Finance Committee Chairman Orrin Hatch (R-Utah) told reporters that Republicans had carved out enough money to pay for about five years’ worth of highway funding.
{mosads}”We’re both going at it as best we can, and then ultimately we’ve got to resolve it, between the House and Senate,” Hatch said. “And I think we will.”
The House voted overwhelmingly on Wednesday to patch highway programs into December, in the hopes of negotiating an international tax revamp that would also fund a long-term infrastructure bill.
The measure united Democrats who backed the tax compliance measures that Republicans used to pay for their five-month extension and conservatives who viewed the vote as their best chance to block the Senate from reauthorizing the Export-Import Bank.
Senate Republicans have said they would at least like to get the Highway Trust Fund past the 2016 election, and want to fund it multiple years.
But Hatch also said that about $30 billion worth of the Senate offsets — enough to fill the highway gap for maybe two years — would come out of the retirement program for federal employees.
Minority Leader Harry Reid (D-Nev.) specifically objected to that sort of proposal on Tuesday. Sen.

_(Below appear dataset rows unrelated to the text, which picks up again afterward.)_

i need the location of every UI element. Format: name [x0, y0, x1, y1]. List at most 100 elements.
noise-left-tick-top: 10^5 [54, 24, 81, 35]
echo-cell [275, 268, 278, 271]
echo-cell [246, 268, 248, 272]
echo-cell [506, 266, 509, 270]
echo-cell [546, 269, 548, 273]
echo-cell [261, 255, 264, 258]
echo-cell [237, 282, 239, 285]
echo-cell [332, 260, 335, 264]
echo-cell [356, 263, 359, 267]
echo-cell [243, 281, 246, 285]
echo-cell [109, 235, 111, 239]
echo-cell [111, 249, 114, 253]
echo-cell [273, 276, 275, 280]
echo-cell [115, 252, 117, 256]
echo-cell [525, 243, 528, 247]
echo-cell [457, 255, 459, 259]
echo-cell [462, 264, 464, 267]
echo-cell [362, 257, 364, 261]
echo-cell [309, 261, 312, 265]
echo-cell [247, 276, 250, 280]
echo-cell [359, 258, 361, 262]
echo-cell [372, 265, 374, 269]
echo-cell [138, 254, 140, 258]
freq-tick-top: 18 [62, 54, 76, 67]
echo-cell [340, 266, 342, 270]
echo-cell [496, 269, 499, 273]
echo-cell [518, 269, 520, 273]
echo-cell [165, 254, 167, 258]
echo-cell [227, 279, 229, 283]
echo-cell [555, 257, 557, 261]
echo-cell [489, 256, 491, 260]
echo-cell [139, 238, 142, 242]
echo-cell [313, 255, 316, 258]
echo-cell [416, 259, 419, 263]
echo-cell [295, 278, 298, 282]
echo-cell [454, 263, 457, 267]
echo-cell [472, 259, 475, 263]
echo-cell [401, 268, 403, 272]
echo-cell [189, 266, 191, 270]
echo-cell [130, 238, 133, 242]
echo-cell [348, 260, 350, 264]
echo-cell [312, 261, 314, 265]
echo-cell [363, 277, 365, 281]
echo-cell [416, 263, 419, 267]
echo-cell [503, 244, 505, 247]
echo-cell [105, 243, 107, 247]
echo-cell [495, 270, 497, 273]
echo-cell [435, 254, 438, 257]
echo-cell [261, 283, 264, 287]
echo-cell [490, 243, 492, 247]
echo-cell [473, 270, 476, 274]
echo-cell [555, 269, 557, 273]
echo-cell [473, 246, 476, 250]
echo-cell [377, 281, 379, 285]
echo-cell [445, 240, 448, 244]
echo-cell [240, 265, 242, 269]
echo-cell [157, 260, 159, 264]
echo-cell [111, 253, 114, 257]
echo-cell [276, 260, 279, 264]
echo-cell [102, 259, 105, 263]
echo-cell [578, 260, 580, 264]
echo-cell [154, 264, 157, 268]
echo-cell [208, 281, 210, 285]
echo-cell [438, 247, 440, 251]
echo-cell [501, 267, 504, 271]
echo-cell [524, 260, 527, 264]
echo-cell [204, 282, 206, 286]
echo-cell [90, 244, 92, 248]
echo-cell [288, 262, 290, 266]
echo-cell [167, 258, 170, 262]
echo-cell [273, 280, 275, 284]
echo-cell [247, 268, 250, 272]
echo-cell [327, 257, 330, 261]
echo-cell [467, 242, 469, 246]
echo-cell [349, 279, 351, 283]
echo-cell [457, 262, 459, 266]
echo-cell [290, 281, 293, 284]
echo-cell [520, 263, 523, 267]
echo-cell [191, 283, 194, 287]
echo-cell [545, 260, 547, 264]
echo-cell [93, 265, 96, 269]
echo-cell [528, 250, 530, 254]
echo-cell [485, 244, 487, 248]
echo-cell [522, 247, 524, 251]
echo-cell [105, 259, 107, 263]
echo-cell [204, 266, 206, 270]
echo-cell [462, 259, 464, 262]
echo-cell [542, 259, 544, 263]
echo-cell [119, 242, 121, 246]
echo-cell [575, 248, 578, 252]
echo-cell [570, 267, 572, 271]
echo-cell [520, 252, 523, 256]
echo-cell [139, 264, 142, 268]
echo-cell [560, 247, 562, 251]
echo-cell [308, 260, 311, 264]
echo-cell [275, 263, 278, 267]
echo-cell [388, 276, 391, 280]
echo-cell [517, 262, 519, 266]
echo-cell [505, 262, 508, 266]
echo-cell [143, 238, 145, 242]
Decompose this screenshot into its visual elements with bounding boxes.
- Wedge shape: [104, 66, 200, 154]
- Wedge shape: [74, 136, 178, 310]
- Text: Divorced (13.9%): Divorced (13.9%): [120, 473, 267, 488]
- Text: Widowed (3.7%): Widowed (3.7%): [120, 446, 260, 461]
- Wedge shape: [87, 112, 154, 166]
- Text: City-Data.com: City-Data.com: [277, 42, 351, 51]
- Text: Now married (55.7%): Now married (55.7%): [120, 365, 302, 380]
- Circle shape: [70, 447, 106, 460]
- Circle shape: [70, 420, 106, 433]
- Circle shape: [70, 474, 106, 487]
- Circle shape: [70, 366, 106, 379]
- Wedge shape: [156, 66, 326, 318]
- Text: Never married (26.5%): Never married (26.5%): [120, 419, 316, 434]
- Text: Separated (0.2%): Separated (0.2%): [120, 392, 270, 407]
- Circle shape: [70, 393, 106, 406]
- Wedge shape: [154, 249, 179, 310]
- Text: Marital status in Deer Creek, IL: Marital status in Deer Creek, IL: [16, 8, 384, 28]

Ron Wyden (Ore.), the top Democrat on the Finance Committee, declined to weigh in Tuesday on the GOP proposals to pay for a longer highway deal.
The Senate isn’t expected to start debating the highway bill until next week. With only two full weeks left before the House breaks for August recess, that’s raised the possibility that the Senate could wait until the last minute to give the House a longer highway bill that also revives the Export-Import Bank.
But Rep. Dave Reichert (R-Wash.), a senior House Ways and Means member, warned the Senate against that idea.
“That might have been a strategy used in the previous make-up of the Senate,” Reichert said, adding that he didn’t think it was productive if “Republicans from the Senate side stick Republicans from the House side with a problem.”
“Naturally, we want to show we can govern. And we need to do that together,” Reichert added.